(Community Matters) Unfortunately, our customers also want empathy. For whatever reason, people need to feel like their doctor knows them. It takes only two minutes of conversation for an expert clinician to diagnose an illness, but it takes ten times that long for the typical patient to feel understood.
Third of four parts Steven wrote for the People’s Community Clinic luncheon earlier this year. #1 The Doctor, #2 The Nurse.
THE COMPETITION ©2011 Steven Tomlinson
As the Board of a huge healthcare corporation, it’s your job to protect shareholders. It’s my job as CEO to make sure our strategy is competitive.
Our customers want efficiency. They demand the full range of treatments at the lowest possible cost – so we’ve scaled up with specialists and technology and systems that get people in and out and on with their lives.
Unfortunately, our customers also want empathy. For whatever reason, people need to feel like their doctor knows them. It takes only two minutes of conversation for an expert clinician to diagnose an illness, but it takes ten times that long for the typical patient to feel understood.
And that’s why we’ve got a healthcare crisis: Send someone to medical school and give them a white coat, and you’ve created an authority — someone who can validate and affirm and absolve. And since the demand for all that is infinite, you’ve created a bottleneck. Patients try to tell their doctors their stories, so appointments run over, wait times increase and there goes efficiency.
We told doctors to cut it short. Keep it moving. But people complained we were taking the care out of healthcare.
So we tried reasoning with them: If you can just be more matter of fact about your body, more stoic and existential, if you can see your doctor less like a priest and more like a plumber, you’ll get all the medicine you need at a price you can afford.
But some people would rather wait in line and wreck our cost structure if that’s the only route to someone who seems to care.
Now add the unfortunate accumulation of evidence that when we feel like the doctor cares, we get better faster — and we’ve got a competitive threat from small-scale healthcare providers who specialize in empathy, those funky little clinics where people work late, things run behind and the waiting room looks like day three of a family reunion.
Right now they serve patients we don’t much want, but that could change. They’ve got passion and grit and a bedside manner that gets measurable results. If they can find a way to scale this mess, they’ll give us a run for our money.
And with all our sunk capital investments, that’s a risk we can’t take.
So let’s stop trying to convince patients that empathy doesn’t matter and give them what they really want — efficiency and empathy.
Of course, it’s an illusion. Our doctors can’t afford to listen. But our computers can — and our superior information technology can mimic life-like compassion and concern. I call it scalable empathy, and it’s even better than listening. It’s more like mind-reading, and it’s all the edge we need.
First, we create an exhaustive database on every patient. Every provider you see enters particulars into a file that’s available throughout the system. No more complaints that your specialists treat you like body parts — your endocrinologist will ask about your sprained ankle and that cough you had last year.
Plus, we’ll have bots crawling through social media and credit card transactions and police records and your web-browser history, so we’ll have relevant information you may be shy about sharing. We can ask better questions.

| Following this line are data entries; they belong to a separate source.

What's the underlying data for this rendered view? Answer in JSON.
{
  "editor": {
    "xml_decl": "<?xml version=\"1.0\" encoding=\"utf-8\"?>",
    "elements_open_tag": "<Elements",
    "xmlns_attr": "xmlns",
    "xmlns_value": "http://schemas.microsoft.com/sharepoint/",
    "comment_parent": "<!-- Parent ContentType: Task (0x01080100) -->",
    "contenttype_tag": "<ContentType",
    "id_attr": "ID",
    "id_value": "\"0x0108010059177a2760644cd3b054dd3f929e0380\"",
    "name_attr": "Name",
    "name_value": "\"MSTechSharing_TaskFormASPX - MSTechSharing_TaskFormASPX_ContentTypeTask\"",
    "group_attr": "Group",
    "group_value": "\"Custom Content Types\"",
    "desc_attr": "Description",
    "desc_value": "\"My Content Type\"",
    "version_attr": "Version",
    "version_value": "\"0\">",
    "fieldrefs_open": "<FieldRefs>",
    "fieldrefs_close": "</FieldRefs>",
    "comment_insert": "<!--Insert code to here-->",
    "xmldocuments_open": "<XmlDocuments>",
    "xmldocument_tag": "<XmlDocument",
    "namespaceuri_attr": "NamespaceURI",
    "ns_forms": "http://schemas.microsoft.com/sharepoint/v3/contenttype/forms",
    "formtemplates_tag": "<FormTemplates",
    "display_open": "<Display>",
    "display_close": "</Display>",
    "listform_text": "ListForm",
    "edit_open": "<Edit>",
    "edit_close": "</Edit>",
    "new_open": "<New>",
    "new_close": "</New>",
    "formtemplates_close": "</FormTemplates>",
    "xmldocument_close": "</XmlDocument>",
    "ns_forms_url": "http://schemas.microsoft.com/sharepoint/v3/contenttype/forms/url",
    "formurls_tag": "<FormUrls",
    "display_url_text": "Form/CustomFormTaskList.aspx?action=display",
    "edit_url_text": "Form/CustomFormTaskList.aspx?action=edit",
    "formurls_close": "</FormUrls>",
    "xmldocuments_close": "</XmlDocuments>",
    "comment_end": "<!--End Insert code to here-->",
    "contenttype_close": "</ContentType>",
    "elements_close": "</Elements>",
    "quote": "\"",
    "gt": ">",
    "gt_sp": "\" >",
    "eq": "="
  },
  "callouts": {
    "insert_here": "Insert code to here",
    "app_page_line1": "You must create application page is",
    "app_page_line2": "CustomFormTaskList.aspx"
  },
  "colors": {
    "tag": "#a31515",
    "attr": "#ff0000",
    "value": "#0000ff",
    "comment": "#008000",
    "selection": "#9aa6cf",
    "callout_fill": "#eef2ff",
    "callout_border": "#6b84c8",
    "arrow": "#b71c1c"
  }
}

We’ll tell you why you’re under so much stress.
Next, we get doctors off the frontlines. We just did an experiment where we gave actors white coats and three minutes to scan a computer-generated script from a patient file with open-ended prompts, like: “How do you feel?” “Tell me more about that.” “I’m so sorry.” — and patients liked the actors better. They were more likely to follow their orders and much less likely to sue them.
Plus actors are lots cheaper than doctors. If actors see patients, then doctors can eavesdrop on consultations remotely and just long enough to relay their diagnoses to the actors. It’s not that radical. Just more specialization to leverage scarce expertise.
And even cheaper options are coming. The robotics lab at A&M has programmed androids to emulate the body language of empathy. [Demonstrate.] And patients feel heard.
In another test, patients got better health results after switching from an analytical doctor on a tight schedule to an online consultation with an empathetic avatar, sort of a cross between Marcus Welby and Shrek.
See, once you realize how eager people are for empathy, how much of it happens in their minds, how willing they are to suspend disbelief; you see how easy it is to simulate and you wonder why we ever resisted it. It’s going to save our business.
Of course, some people will still prefer to wait in line at their funky local clinic. They’ll say efficiency doesn’t feel urgent and human. Real care should cost the soul something. And doesn’t a line mean something’s worth waiting for?
Well, we can simulate all that too, if you need it.
For the rest of us, scalable empathy will feel like the system we always wanted. So streamlined, so cost effective, so profitable, so effortless that it’s literally too good to be true.